4th course – Dove milk chocolate with roasted hazelnut, served with Englishtown Café Dulce Mokatika
1 part sweetened condensed milk (cold)
2 parts decaf espresso (cold, brewed earlier in the day)
2 parts regular milk (cold)
3 parts Mokatika liquor (from Brodie’s)
2-3 Ice cubes (if you’ve got ‘em)

Notes:
1) Diet tonic water is not available in Belize, and often regular tonic water is not available either. Gin and tonic can be approximated by using club soda with a lemon concentrate in the place of tonic. Never, never substitute bad gin for good! Tanqueray Rangpur or Bombay Sapphire are the best gins to use; Beefeaters will do in a pinch. We are still working on how to get the right bitter taste to substitute for the quinine in tonic. Suggestions are welcome!
2) There is no substitute (that I am aware of) for freshly ground black pepper. We bring McCormick brand pepper grinders with us when we come. I have not seen them in stores here, but really haven’t looked for them yet in Belize.

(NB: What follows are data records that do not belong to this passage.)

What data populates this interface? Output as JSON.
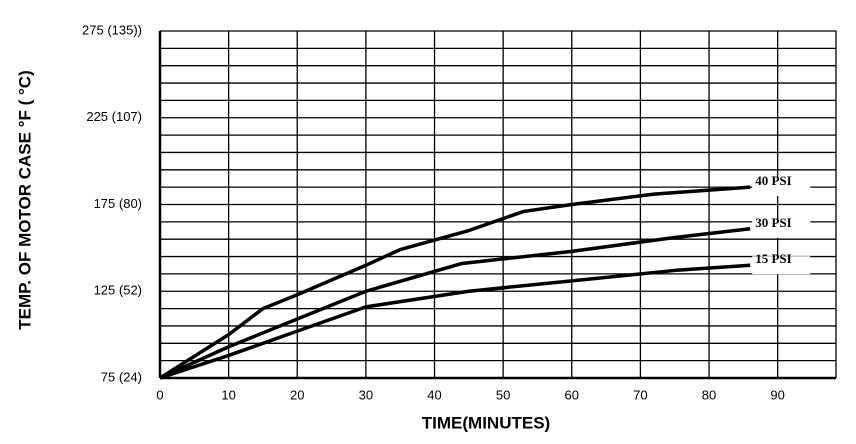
{
  "chart_data": {
    "type": "line",
    "x_label": "TIME(MINUTES)",
    "y_label": "TEMP. OF MOTOR CASE     °F  ( °C)",
    "xlim": [
      0,
      98.5
    ],
    "xticks": [
      0,
      10,
      20,
      30,
      40,
      50,
      60,
      70,
      80,
      90
    ],
    "ylim": [
      75,
      275
    ],
    "yticks": [
      {
        "value": 75,
        "label": "75  (24)"
      },
      {
        "value": 125,
        "label": "125  (52)"
      },
      {
        "value": 175,
        "label": "175  (80)"
      },
      {
        "value": 225,
        "label": "225 (107)"
      },
      {
        "value": 275,
        "label": "275 (135))"
      }
    ],
    "yminorticks": [
      85,
      95,
      105,
      115,
      135,
      145,
      155,
      165,
      185,
      195,
      205,
      215,
      235,
      245,
      255,
      265
    ],
    "grid": true,
    "series": [
      {
        "name": "40  PSI",
        "color": "#000000",
        "x": [
          0,
          10,
          15,
          20,
          30,
          35,
          45,
          53,
          60,
          72,
          86
        ],
        "values": [
          75,
          100,
          115,
          123,
          140,
          149,
          160,
          171,
          175,
          181,
          185
        ]
      },
      {
        "name": "30  PSI",
        "color": "#000000",
        "x": [
          0,
          10,
          20,
          30,
          44,
          60,
          75,
          86
        ],
        "values": [
          75,
          93,
          109,
          125,
          141,
          148,
          156,
          161
        ]
      },
      {
        "name": "15  PSI",
        "color": "#000000",
        "x": [
          0,
          10,
          20,
          30,
          45,
          60,
          75,
          86
        ],
        "values": [
          75,
          88,
          102,
          116,
          125,
          131,
          137,
          140
        ]
      }
    ]
  }
}
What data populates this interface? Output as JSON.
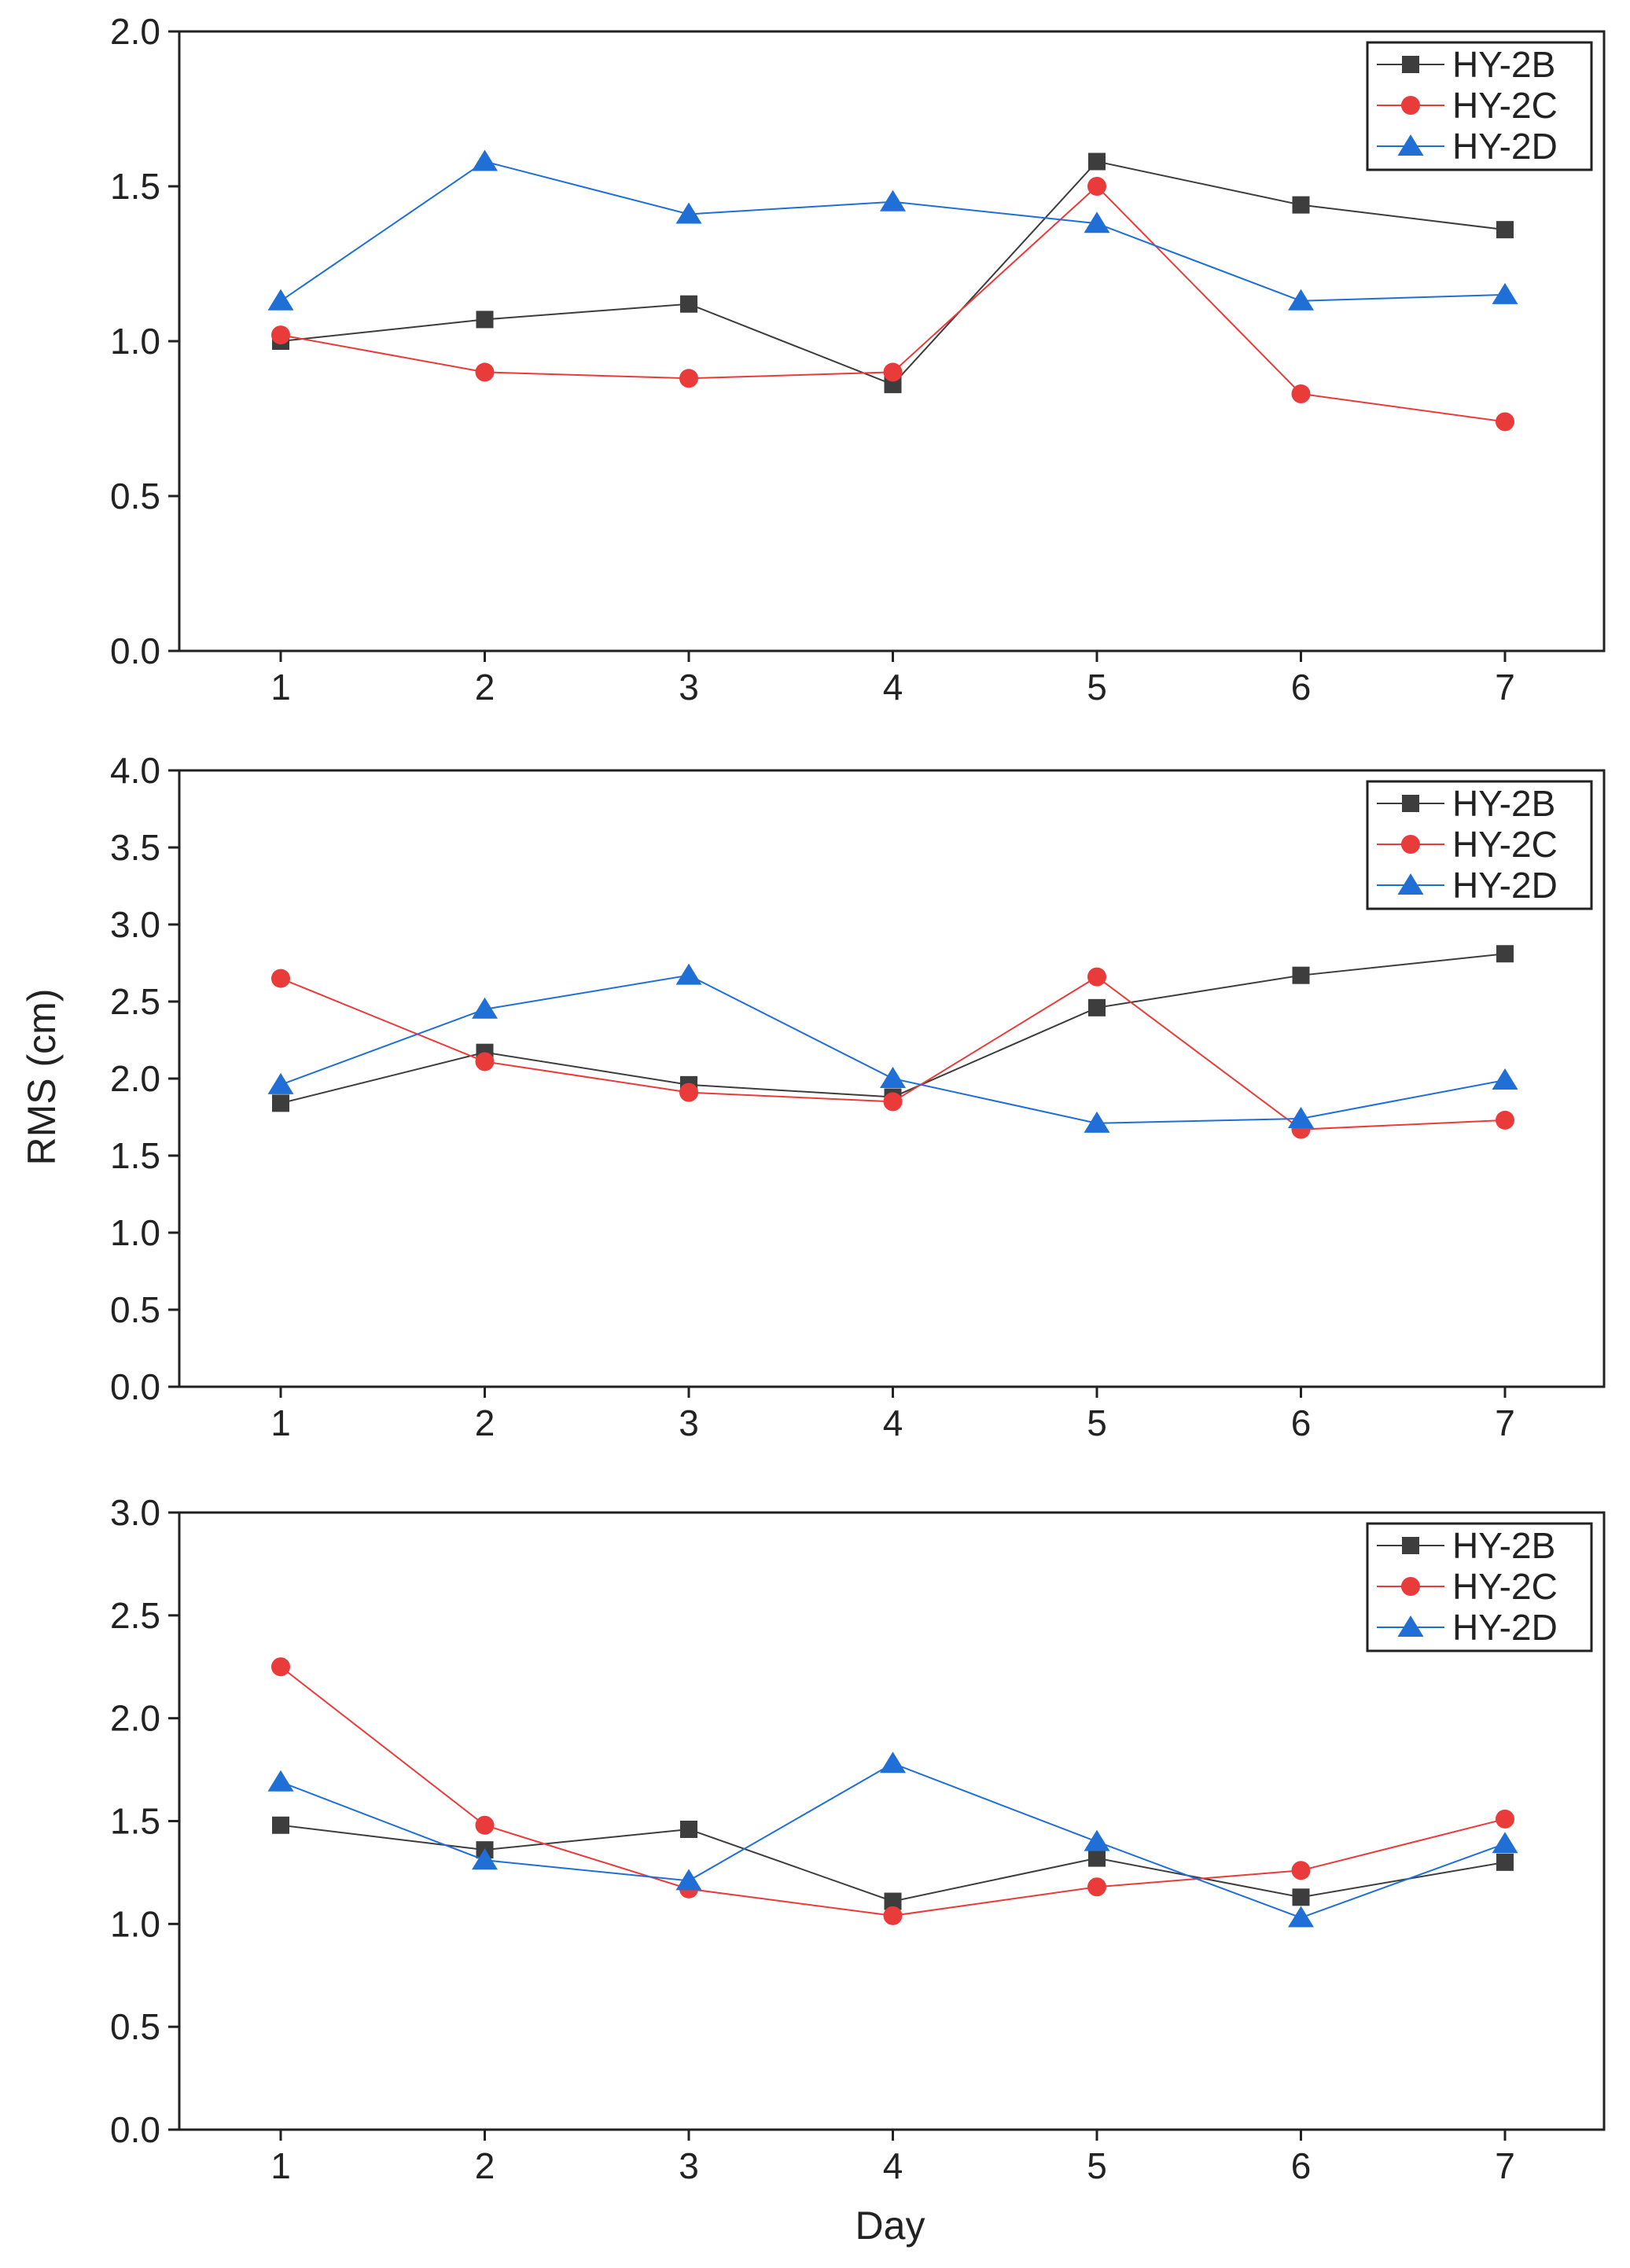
{
  "colors": {
    "HY-2B": "#3d3d3d",
    "HY-2C": "#ea3b3b",
    "HY-2D": "#1f6fd6",
    "axis": "#222222",
    "background": "#ffffff"
  },
  "markers": {
    "HY-2B": "square",
    "HY-2C": "circle",
    "HY-2D": "triangle"
  },
  "figure": {
    "ylabel": "RMS (cm)",
    "xlabel": "Day"
  },
  "chart_data": [
    {
      "type": "line",
      "title": "",
      "xlabel": "",
      "ylabel": "",
      "x": [
        1,
        2,
        3,
        4,
        5,
        6,
        7
      ],
      "xticks": [
        "1",
        "2",
        "3",
        "4",
        "5",
        "6",
        "7"
      ],
      "ylim": [
        0,
        2.0
      ],
      "yticks": [
        "0.0",
        "0.5",
        "1.0",
        "1.5",
        "2.0"
      ],
      "legend_position": "top-right",
      "series": [
        {
          "name": "HY-2B",
          "values": [
            1.0,
            1.07,
            1.12,
            0.86,
            1.58,
            1.44,
            1.36
          ]
        },
        {
          "name": "HY-2C",
          "values": [
            1.02,
            0.9,
            0.88,
            0.9,
            1.5,
            0.83,
            0.74
          ]
        },
        {
          "name": "HY-2D",
          "values": [
            1.13,
            1.58,
            1.41,
            1.45,
            1.38,
            1.13,
            1.15
          ]
        }
      ]
    },
    {
      "type": "line",
      "title": "",
      "xlabel": "",
      "ylabel": "RMS (cm)",
      "x": [
        1,
        2,
        3,
        4,
        5,
        6,
        7
      ],
      "xticks": [
        "1",
        "2",
        "3",
        "4",
        "5",
        "6",
        "7"
      ],
      "ylim": [
        0,
        4.0
      ],
      "yticks": [
        "0.0",
        "0.5",
        "1.0",
        "1.5",
        "2.0",
        "2.5",
        "3.0",
        "3.5",
        "4.0"
      ],
      "legend_position": "top-right",
      "series": [
        {
          "name": "HY-2B",
          "values": [
            1.84,
            2.17,
            1.96,
            1.88,
            2.46,
            2.67,
            2.81
          ]
        },
        {
          "name": "HY-2C",
          "values": [
            2.65,
            2.11,
            1.91,
            1.85,
            2.66,
            1.67,
            1.73
          ]
        },
        {
          "name": "HY-2D",
          "values": [
            1.96,
            2.45,
            2.67,
            2.0,
            1.71,
            1.74,
            1.99
          ]
        }
      ]
    },
    {
      "type": "line",
      "title": "",
      "xlabel": "Day",
      "ylabel": "",
      "x": [
        1,
        2,
        3,
        4,
        5,
        6,
        7
      ],
      "xticks": [
        "1",
        "2",
        "3",
        "4",
        "5",
        "6",
        "7"
      ],
      "ylim": [
        0,
        3.0
      ],
      "yticks": [
        "0.0",
        "0.5",
        "1.0",
        "1.5",
        "2.0",
        "2.5",
        "3.0"
      ],
      "legend_position": "top-right",
      "series": [
        {
          "name": "HY-2B",
          "values": [
            1.48,
            1.36,
            1.46,
            1.11,
            1.32,
            1.13,
            1.3
          ]
        },
        {
          "name": "HY-2C",
          "values": [
            2.25,
            1.48,
            1.17,
            1.04,
            1.18,
            1.26,
            1.51
          ]
        },
        {
          "name": "HY-2D",
          "values": [
            1.69,
            1.31,
            1.21,
            1.78,
            1.4,
            1.03,
            1.39
          ]
        }
      ]
    }
  ]
}
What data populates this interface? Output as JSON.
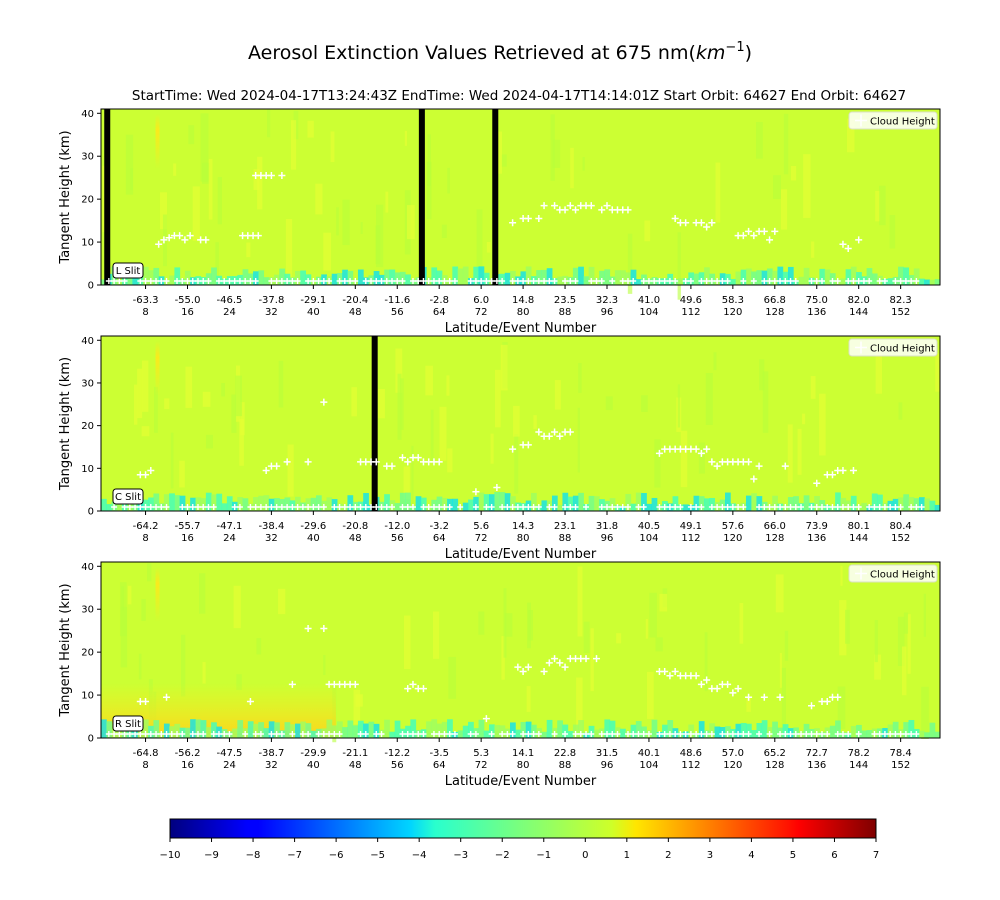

3) For those who need to pay attention to the glycemic index of foods for health reasons, whole wheat pasta can be used for the main course and sugar-free lemon pudding for the 3rd course. Splenda can be added to evaporated milk instead of using sweetened condensed milk, etc.The Duty Free Arrival store at the Phillip Goldston International Airport is fantastic. Any non-Belizean entering the country can shop there upon arrival on an international flight. The best buys are for alcohol. We got a very decent French champagne for $7.00 US and a good Spanish red wine (Brissonette) for $6.00. The Brissonette white wine was not as good, but did fine if overpowered with Feta cheese. ;-) Also, the Napoleon Brandy at $6.00/btl was a great buy. Each person can purchase up to 4 bottles. The costs for alcohol once inside Belize are outrageously high, the choices are limited, and the local alcohols (aside from the Belikin beers, which are quite nicely drinkable) are only so-so.